Colorado Telephone laid the first telephone line across Argentine Pass in 1899; this was a twisted-pair line resting directly on the ground, but it was replaced a year later with submarine cable. The cable, which carried six toll lines, required intensive maintenance and was entirely replaced three times before its use was abandoned in 1909. Conies (pikas) chewing on the line caused major damage, as did rock slides. From 1909 to 1916, twisted pair lines were used again, with annual replacement.
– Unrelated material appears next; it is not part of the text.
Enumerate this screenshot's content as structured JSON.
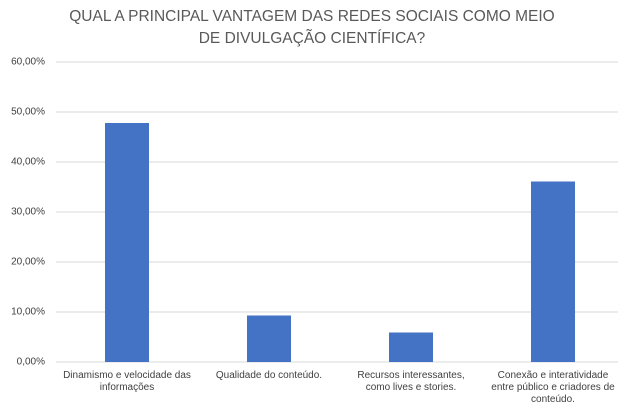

Finally, in the summer of 1916, Mountain States Telephone & Telegraph Company installed a heavily engineered overhead line, hauling supplies by rail to Waldorf and then onward by pack train. This line, only 1.3 mi long, cost more than 7 mi of a comparable line in more forgiving territory; the cost was justified because it was the only telephone connection from Denver to Leadville and the western half of the state.

In mid 1909, the Central Colorado Power Co. began delivering power over the Shoshone Transmission Line from Glenwood Springs to Denver. This three-phase 90 kV line was split into two parallel lines as much as 1 mi apart for the 3 mi segment that crossed Argentine Pass from below Waldorf in the east to Argentine in the west (both are ghost towns today). As currently routed, this line crosses the Continental Divide 1.25 mi south of Argentine Pass, just south of Argentine Peak.

The Vidler Tunnel under Argentine Pass began with the Horseshoe tunnel, a silver mine. Reese Vidler purchased the mine in 1902 with a plan to extend it under the Continental Divide as a railroad tunnel. Tunneling progressed about 700 ft from the west portal and 5110 ft from the east portal before work stopped in 1911 (after several changes in ownership). In 1952, Herbert T. Young purchased the unfinished tunnel, along with water rights on the west side of the divide, intending to finish the tunnel as a water tunnel. The 1.4 mi tunnel was completed in late 1968, and is currently owned by the City of Golden. In 2007, major repairs were completed to the east portal and the mined-out area of the Flossie Vein. This water diversion project has a capacity of 31.5 cuft/s with an average annual diversion of around 650 acre-feet.

==Climate==
The peak wind speed recorded at the pass as of 1912 was 165 mph, at which point the measuring equipment was blown away. Temperatures as low as -59 F were recorded, along with snow drifts as deep as 30 ft and persisting until August. This climate data appears to have been taken by the builders of the Shoshone Transmission Line.

==The road today==
Vehicle travel is only possible on the Georgetown side of the pass during the summer months by a four-wheel drive vehicle with high-clearance. The trail on the Horseshoe Basin side is only accessible by foot or by mountain bike. The pass is the highest point on the American Discovery Trail.